Srry my english isnt perfect  :Very Happy: 

----------

## amne

i'm using noflushd (in portage) with reiserfs. the docs say, that it doesn't perform too well with journalling filesystems, from my experience it works quite well.

----------

## h.u.n.t.e.r

I have a thinkpad R40 and I believe I also have a hitachi hd.

I'm experiencing the same problem: whenever my laptop is idle; the h d 'clicks' ; sometimes a 'hard click'.

It doesn't happens in windows xp.

I'm using ext3.

hulk2nd, did you allready found a solution?

----------

## kgraehl

I think I solved my laptop hard-drive always-spinning-up issue. A couple of tips:

Make sure your metalog is using buffering, because if not you will be writing to your drive every time something gets logged? (/etc/conf.d/metalog tells us to add the -a tag)

I'm not sure about this, but perhaps our cron daemon is being hit up to search some file somewhere and that spins up our disk. I turned my vixie-cron off and now my drive stays asleep.

Thirdly, things like browsing the web want to store cache on the disk? If only we could keep everything buffered!

I'm trying to get a program called noflushd that supposedly does just that, keep everything buffered. Note: the ebuild (ver 2.6.3) doesn't work with 2.6 kernels, you'll need to get it through cvs at sourceforge and get the noflushd 2.7. Hmm, perhaps I'll learn how to make an ebuild...

Does my vixie-cron really need to access the drive every so-and-so seconds or can it buffer its lovely jobs? Is there a better cron daemon in this regard?

Can somebody give me a few tips on how I can look around in my /proc or someplace for information on what's accessing my harddrive?

----------

## TopherC

I don't have any advice that hasn't been suggested above, but just wanted co comiserate some.  My Dell Inspiron 8200 laptop also begins clicking every few minutes (it's not so bad), and I'm thinking that this is an uncommon hard drive problem.  The drive has been working fine for the last nearly 2 years, so I don't feel the need to replace it.  But that sound is annoying.  It's a "tick-a-tick-a-tick-a" sound at about 5 Hz.  FWIW, I don't notice the sound in Linux nearly as much as Win XP.  But to get rid of that completely I think you'll just need a new HD.

----------

## xmit

I don't think that this is a hardware problem. Use 'procinfo -n1' (emerge procinfo) and you will see, that the ide irq increments with each click noise. A few seconds later the heads return to its parking position which makes another noise.

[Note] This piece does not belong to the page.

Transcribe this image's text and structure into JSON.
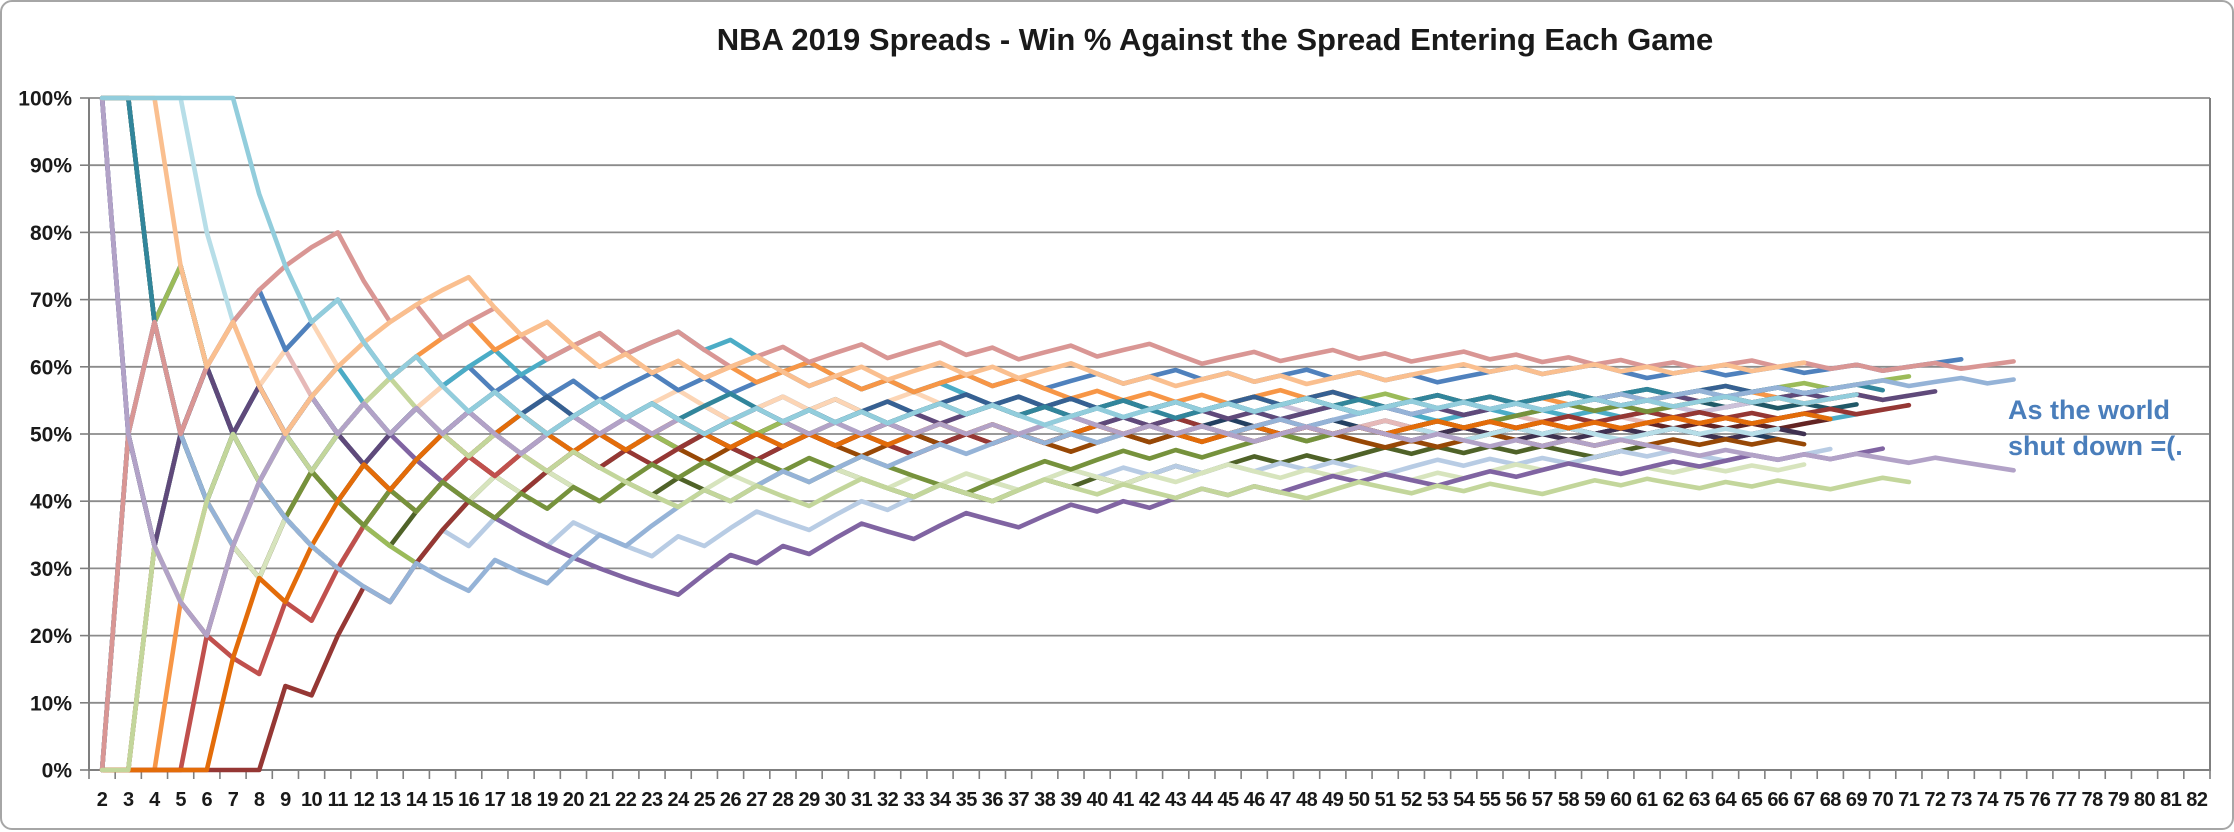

It must be some of the services started with the 'default' runlevel that, e.g. syslogd, samba, xdm, ntpd, etc. Remove them all (rc-update del samba default), or start into the 'nonetwork' runlevel instead and the irq count does no longer change and the noise is gone when the system is idle.

I think using the 'noflashcd' package is a quite good hint. Because I have reiserfs and kernel 2.6 here, I didn't have the heart to do so yet.

----------

## jonson

im having the same problem... i just put a new hitachi 40gb drive into my ibook only to have it click all the time!!

i tried that suggestion, 'procinfo -n1' and my ide irc keeps going up, even when i shut down everything  (only kernel stuff running), the only other thing counting up too is the VIA-PMU irq....    everything else is idle....

oh ya i unloaded all the modules before i did that too...

any ideas?

----------

## h.u.n.t.e.r

what happens when you boot without kde?

----------

## jonson

same deal... i shut down all my services in /etc/init.d then kill everything else that's not essential and run procinfo from a console....

VIA-PMU is the power management stuff for my ibook, so i disabling that in the kernel isn't an option  (can't be the prob b/c my old hd used to spin down fine)

i dont really know what else to do, anyone have any ideas?

thx

----------

## drakos7

This has been discussed elsewhere also. I have a sony GRX550. The clicking is really annoying anytime I am not in the server room (when all the fans drown out all noise).

All indications point to the HD heads parking. It is not as noisy when I am in Win2k so something is being done differently.

----------

## xmit

I have a ibm/hitachi IC25N040ATCS05-0, 40GB. I solved this problem with noflushd. Please read the 'elsewhere' thread:https://forums.gentoo.org/viewtopic.php?t=125222&highlight=

----------